|
Halaman ini adalah versi tampilan cetak (print view) dari:
https://sabda.org/https://sabda.org/publikasi/e-konsel/168 |
|
e-Konsel edisi 168 (15-9-2008)
|
|
_______________________________e-KONSEL_______________________________
Milis Publikasi Elektronik Pelayanan Konseling Kristen
_____________________________________________________________________
EDISI 168/15 September 2008
Daftar Isi:
= Pengantar: Kemampuan Setiap Anak Berbeda
= Cakrawala: Disgrafia Pada Anak yang Kesulitan Menulis dan Solusinya
= TELAGA: 1001 Akal Membantu Anak Belajar
= Tips: Membantu Anak Disgrafia
= Surat Anda: Transkrip Artikel Lengkap Mengenai Jodoh
PENGANTAR ____________________________________________________________
Salam dalam kasih Kristus,
Sering kali, muncul kasus anak-anak bermasalah karena ketidaktahuan
orang tua maupun para pendidik terhadap kemampuan si anak. Masih
banyak orang tua yang kurang menyadari bahwa setiap anak tidak
memiliki kemampuan yang sama. Kecenderungan untuk membandingkan anak
dengan anak lain masih dapat dijumpai dalam pola pendidikan orang
tua. Begitu pula dengan kemampuan anak dalam hal menulis.
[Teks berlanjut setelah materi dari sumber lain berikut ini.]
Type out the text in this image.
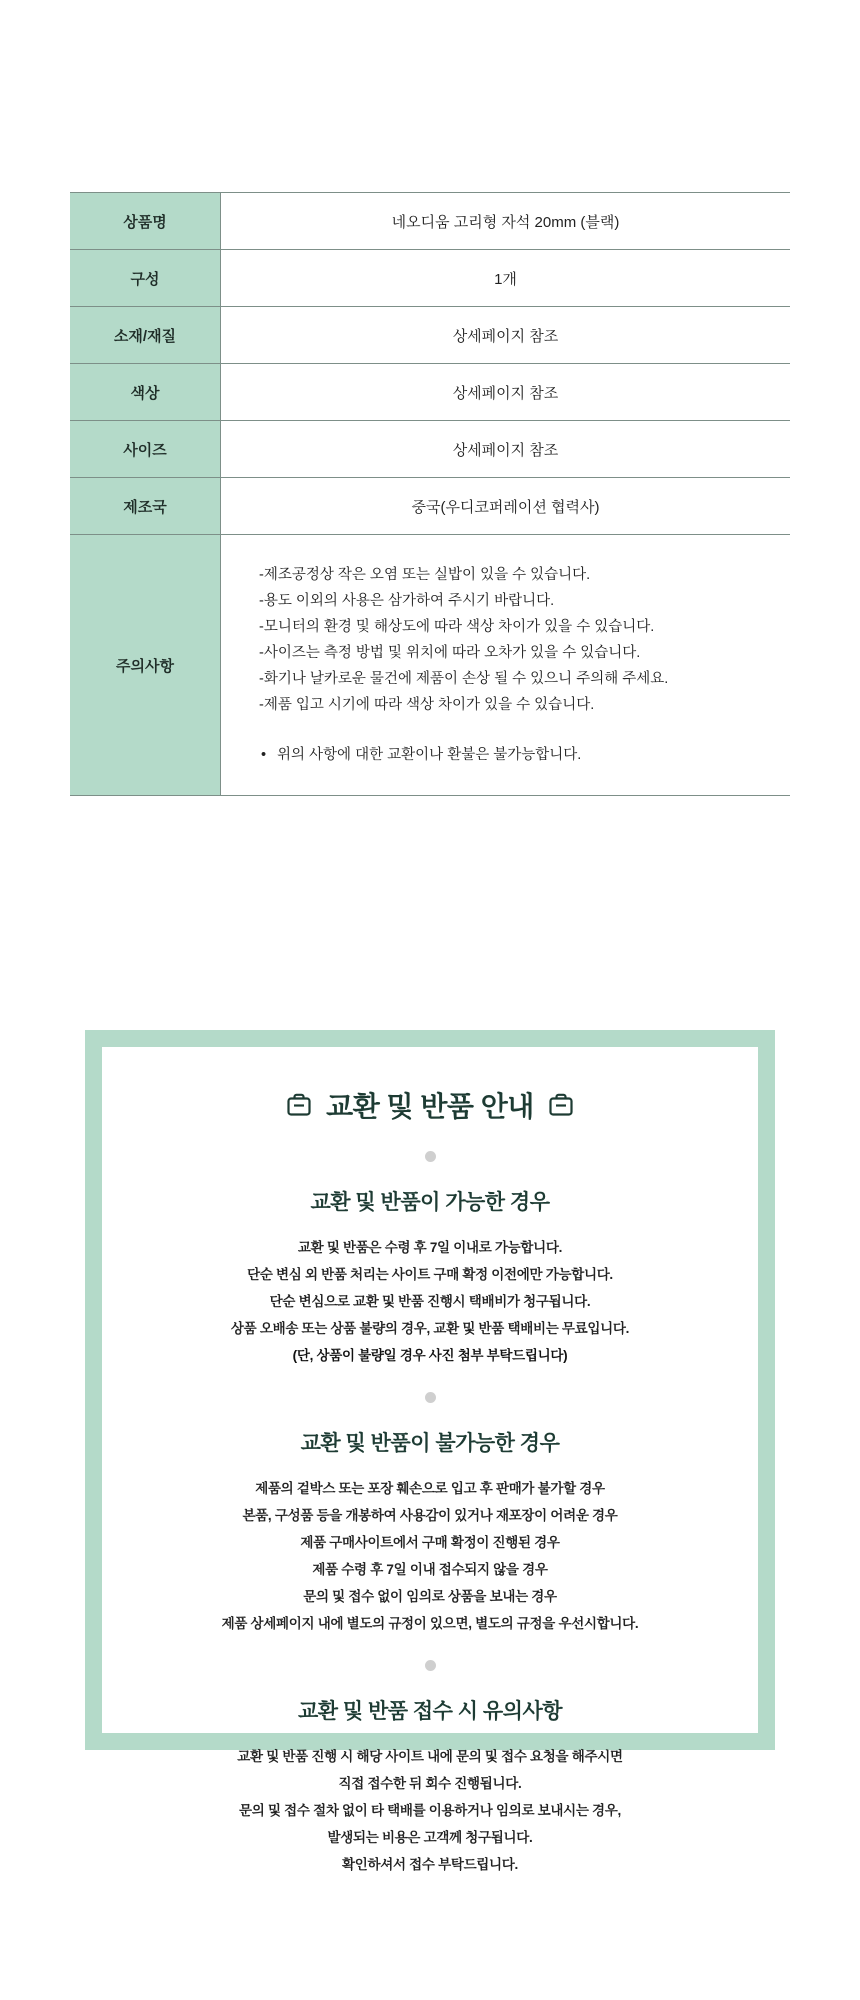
상품명	네오디움 고리형 자석 20mm (블랙)
구성	1개
소재/재질	상세페이지 참조
색상	상세페이지 참조
사이즈	상세페이지 참조
제조국	중국(우디코퍼레이션 협력사)
주의사항	
-제조공정상 작은 오염 또는 실밥이 있을 수 있습니다.
-용도 이외의 사용은 삼가하여 주시기 바랍니다.
-모니터의 환경 및 해상도에 따라 색상 차이가 있을 수 있습니다.
-사이즈는 측정 방법 및 위치에 따라 오차가 있을 수 있습니다.
-화기나 날카로운 물건에 제품이 손상 될 수 있으니 주의해 주세요.
-제품 입고 시기에 따라 색상 차이가 있을 수 있습니다.
• 위의 사항에 대한 교환이나 환불은 불가능합니다.
교환 및 반품 안내
교환 및 반품이 가능한 경우

교환 및 반품은 수령 후 7일 이내로 가능합니다.

단순 변심 외 반품 처리는 사이트 구매 확정 이전에만 가능합니다.

단순 변심으로 교환 및 반품 진행시 택배비가 청구됩니다.

상품 오배송 또는 상품 불량의 경우, 교환 및 반품 택배비는 무료입니다.

(단, 상품이 불량일 경우 사진 첨부 부탁드립니다)

교환 및 반품이 불가능한 경우

제품의 겉박스 또는 포장 훼손으로 입고 후 판매가 불가할 경우

본품, 구성품 등을 개봉하여 사용감이 있거나 재포장이 어려운 경우

제품 구매사이트에서 구매 확정이 진행된 경우

제품 수령 후 7일 이내 접수되지 않을 경우

문의 및 접수 없이 임의로 상품을 보내는 경우

제품 상세페이지 내에 별도의 규정이 있으면, 별도의 규정을 우선시합니다.

교환 및 반품 접수 시 유의사항

교환 및 반품 진행 시 해당 사이트 내에 문의 및 접수 요청을 해주시면

직접 접수한 뒤 회수 진행됩니다.

문의 및 접수 절차 없이 타 택배를 이용하거나 임의로 보내시는 경우,

발생되는 비용은 고객께 청구됩니다.

확인하셔서 접수 부탁드립니다.
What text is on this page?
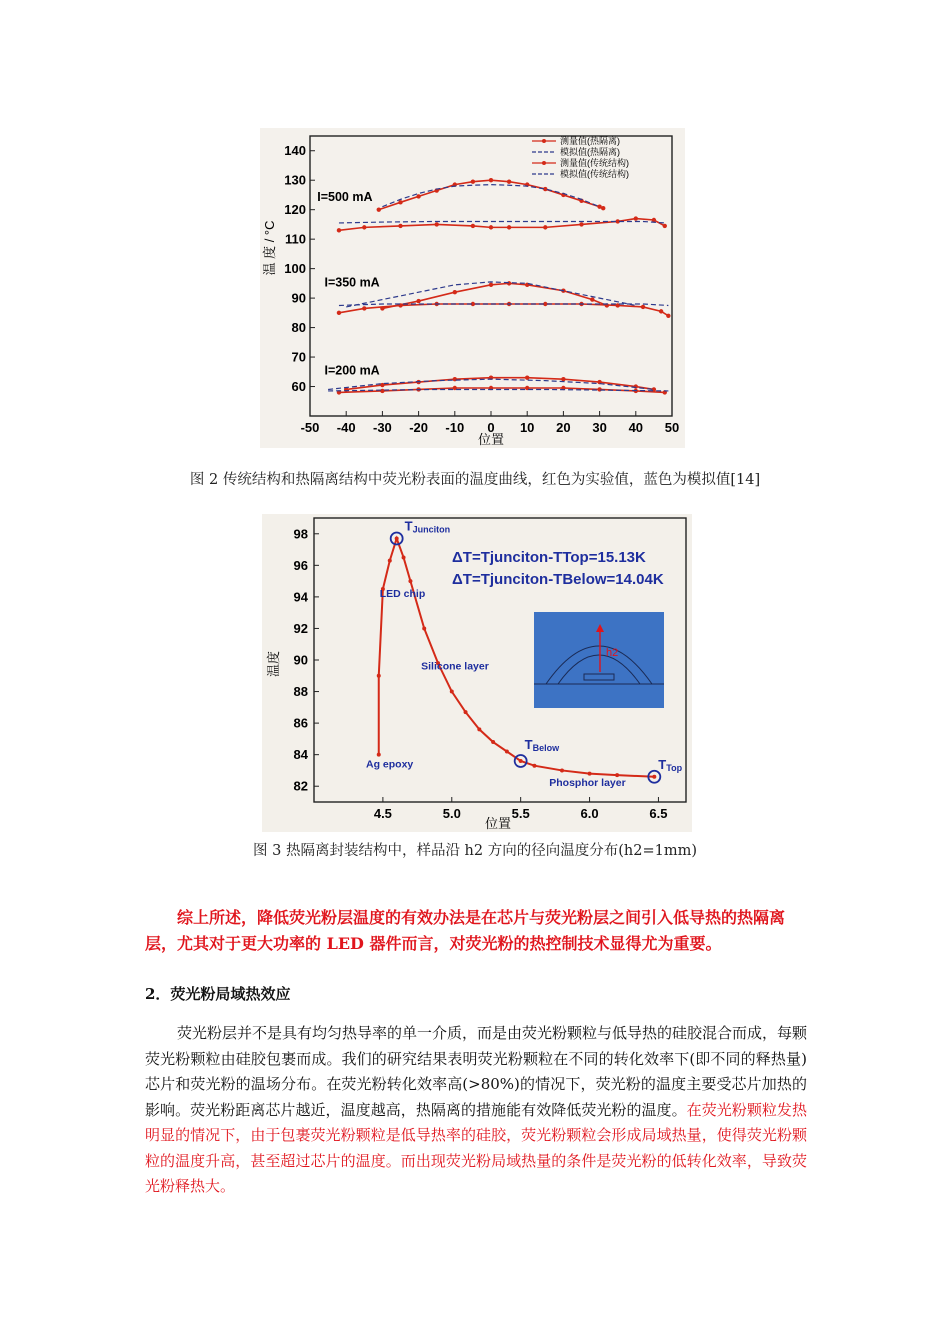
-50 -40 -30 -20 -10 0 10 20 30 40 50
60
70
80
90
100
110
120
130
140
位置
温 度 / °C
I=500 mA
I=350 mA
I=200 mA
测量值(热隔离)
模拟值(热隔离)
测量值(传统结构)
模拟值(传统结构)
图 2 传统结构和热隔离结构中荧光粉表面的温度曲线，红色为实验值，蓝色为模拟值[14]
4.5	5.0	5.5	6.0	6.5
82
84
86
88
90
92
94
96
98
位置
温度
TJunciton
TBelow
TTop
ΔT=Tjunciton-TTop=15.13K
ΔT=Tjunciton-TBelow=14.04K
LED chip
Silicone layer
Ag epoxy
Phosphor layer
h2
图 3 热隔离封装结构中，样品沿 h2 方向的径向温度分布(h2=1mm)

综上所述，降低荧光粉层温度的有效办法是在芯片与荧光粉层之间引入低导热的热隔离层，尤其对于更大功率的 LED 器件而言，对荧光粉的热控制技术显得尤为重要。

2．荧光粉局域热效应

荧光粉层并不是具有均匀热导率的单一介质，而是由荧光粉颗粒与低导热的硅胶混合而成，每颗荧光粉颗粒由硅胶包裹而成。我们的研究结果表明荧光粉颗粒在不同的转化效率下(即不同的释热量)芯片和荧光粉的温场分布。在荧光粉转化效率高(>80%)的情况下，荧光粉的温度主要受芯片加热的影响。荧光粉距离芯片越近，温度越高，热隔离的措施能有效降低荧光粉的温度。在荧光粉颗粒发热明显的情况下，由于包裹荧光粉颗粒是低导热率的硅胶，荧光粉颗粒会形成局域热量，使得荧光粉颗粒的温度升高，甚至超过芯片的温度。而出现荧光粉局域热量的条件是荧光粉的低转化效率，导致荧光粉释热大。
Jika pada umur tertentu, orang tua mendapati anaknya begitu sulit
belajar menulis, biasanya orang tua akan segera mencari tahu apakah
anak-anak seumurannya banyak pula yang sulit belajar menulis. Jika
dijumpai bahwa sang anak tidak memiliki kemampuan menulis seperti
anak-anak pada umumnya, maka tidak jarang orang tua akan memaksa
anak dengan keras atau lantas menjadi depresi menghadapi masalah
tersebut. Apakah Pembaca terkasih memiliki anak atau mengenal anak
dengan kesulitan menulis di usia yang seharusnya sudah dapat menulis
dengan lancar?
Nah, jangan lewatkan edisi e-Konsel kali ini, tentang bagaimana Anda
dapat menangani anak yang sulit menulis dan bagaimana membantu anak
untuk terus bersemangat mengatasi kesulitannya dalam menulis.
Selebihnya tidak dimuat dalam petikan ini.